Michael McKean
Lenny Koznowski. David St. Hubbins. Chuck McGill. Most actors are lucky to get a single role where the name of the character instantly evokes the film or show. Among the hundreds of parts he’s played over the course of his more than 50-year career in radio, television, movies, and theater, Michael McKean has had three.
Born in New York, McKean studied acting at Carnegie Mellon University and NYU (with Olympia Dukakis) and upon graduation flew out to Los Angeles. His college friend, David Lander, invited him to join The Credibility Gap, a satirical group (also featuring Harry Shearer) that made fun of the news on KRLA-AM and then KPPC-FM.
As part of the Gap shows, McKean and Lander began doing Lenny and Squiggy, two characters they’d come up with at Carnegie Mellon. Penny Marshall and her husband Rob Reiner loved them and introduced them to her brother, Garry Marshall, who brought them on to Laverne & Shirley in 1976. McKean’s first professional acting job became a seven-year run on a number-one show. Garry Marshall gave Michael his first leading movie role in 1982’s Young Doctors in Love.
Meanwhile, McKean, Shearer, and their friend Christopher Guest had spent a few years developing what is generally acknowledged as the funniest rock film ever, along with cowriter and director Rob Reiner. According to Wikipedia, 1984’s This Is Spinal Tap was deemed “‘culturally, historically, or aesthetically significant’ by the Library of Congress, and was selected for preservation by the National Film Registry.”

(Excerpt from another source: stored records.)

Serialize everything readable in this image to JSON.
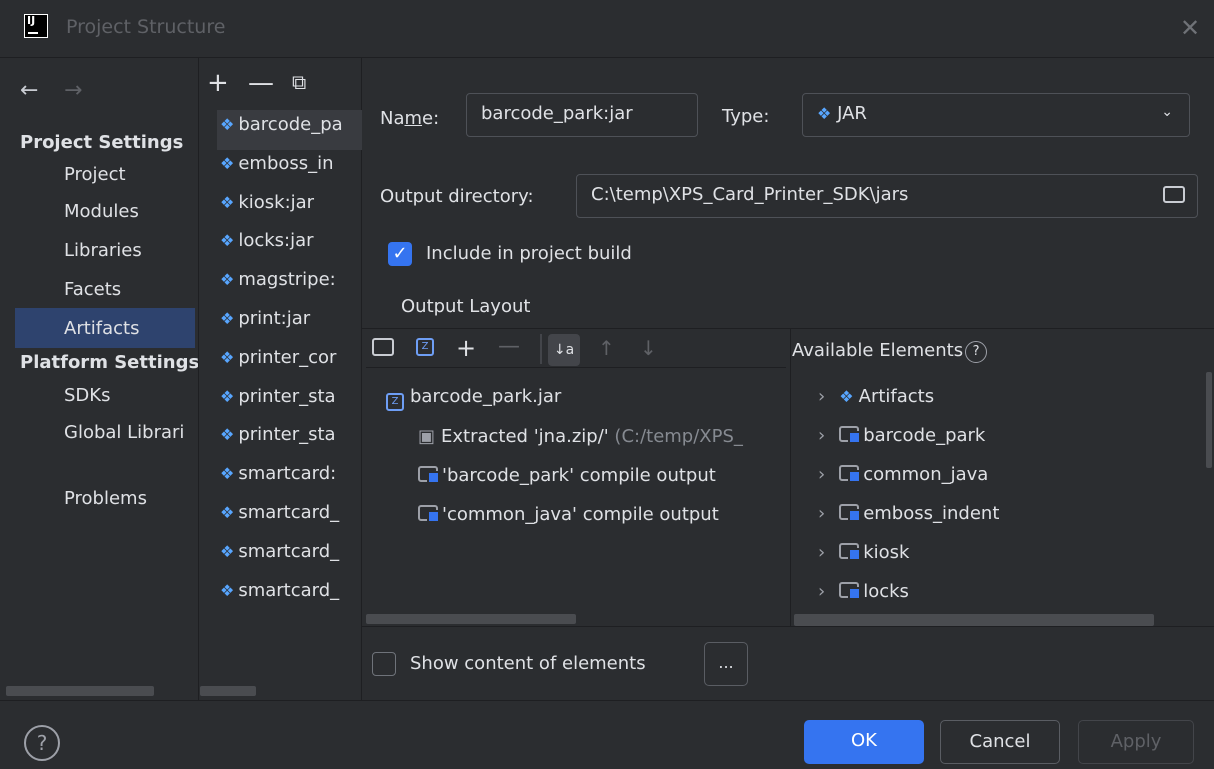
{
  "window": {
    "title": "Project Structure"
  },
  "nav": {
    "back": "←",
    "forward": "→",
    "project_settings": "Project Settings",
    "items_project": [
      "Project",
      "Modules",
      "Libraries",
      "Facets",
      "Artifacts"
    ],
    "platform_settings": "Platform Settings",
    "items_platform": [
      "SDKs",
      "Global Librari"
    ],
    "problems": "Problems",
    "selected": "Artifacts"
  },
  "artifacts": {
    "toolbar": {
      "add": "+",
      "remove": "—",
      "copy": "⧉"
    },
    "items": [
      "barcode_pa",
      "emboss_in",
      "kiosk:jar",
      "locks:jar",
      "magstripe:",
      "print:jar",
      "printer_cor",
      "printer_sta",
      "printer_sta",
      "smartcard:",
      "smartcard_",
      "smartcard_",
      "smartcard_"
    ]
  },
  "form": {
    "name_label_pre": "Na",
    "name_label_u": "m",
    "name_label_post": "e:",
    "name_value": "barcode_park:jar",
    "type_label": "Type:",
    "type_value": "JAR",
    "output_dir_label": "Output directory:",
    "output_dir_value": "C:\\temp\\XPS_Card_Printer_SDK\\jars",
    "include_build_label": "Include in project build",
    "include_build_checked": true,
    "output_layout_label": "Output Layout"
  },
  "layout_tree": {
    "root": "barcode_park.jar",
    "children": [
      {
        "text": "Extracted 'jna.zip/'",
        "suffix": " (C:/temp/XPS_"
      },
      {
        "text": "'barcode_park' compile output",
        "suffix": ""
      },
      {
        "text": "'common_java' compile output",
        "suffix": ""
      }
    ]
  },
  "available": {
    "title": "Available Elements",
    "help": "?",
    "items": [
      "Artifacts",
      "barcode_park",
      "common_java",
      "emboss_indent",
      "kiosk",
      "locks"
    ]
  },
  "show_content_label": "Show content of elements",
  "ellipsis": "...",
  "buttons": {
    "ok": "OK",
    "cancel": "Cancel",
    "apply": "Apply"
  },
  "help_icon": "?",
  "colors": {
    "accent": "#3574f0",
    "selection": "#2e436e",
    "artifact_icon": "#58a6ff"
  }
}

During the last four decades, he has appeared in a multitude of films, among them Guest’s beloved Best in Show (2000), A Mighty Wind (2003), and For Your Consideration (2006). His 70+ movie credits also include Clue (1985); Planes, Trains & Automobiles (1987); The Big Picture (1989); Jack (1996); and most recently, Jerry and Marge Go Large and Weird: The Al Yankovic Story (both 2022).
McKean has been even more ubiquitous on television, with over 100 appearances including significant roles on Primetime Glick, Curb Your Enthusiasm, The X-Files, Grace and Frankie, Breeders, and Good Omens, and providing voices for dozens of animated series, among them The Simpsons, Pinky and the Brain, Spongebob Squarepants, American Dad!, and Rugrats. His most acclaimed role, for which he was nominated for an Emmy in 2019, was as Jimmy McGill’s (Saul Goodman’s) brother Chuck on Better Call Saul.
For McKean personally, though, his most significant role was in the 1998 Lifetime film Final Justice, where he met his wife of 24 years, Annette O’Toole. He and O’Toole were Oscar-nominated for co-writing the song “A Kiss at the End of the Rainbow” for A Mighty Wind. (McKean shared a Grammy with Guest and Eugene Levy for the film’s title tune).
Coming up for McKean is a role as the President of the United States on the Netflix series The Diplomat, which he notes involved “a lot of walking up and down helicopter steps.”
Additionally, he and O’Toole are writing a musical – Harold & Lillian: A Love Story – based on the lives of Harold and Lillian Michelson, whose behind-the-scenes contributions to the film industry made them the first non-actors to receive a Lifetime Achievement Award from the American Academy of Dramatic Arts.
And of course, with the 40th anniversary of the film coming in 2024, there is surely something in the works – a new movie, perhaps? – for Spinal Tap.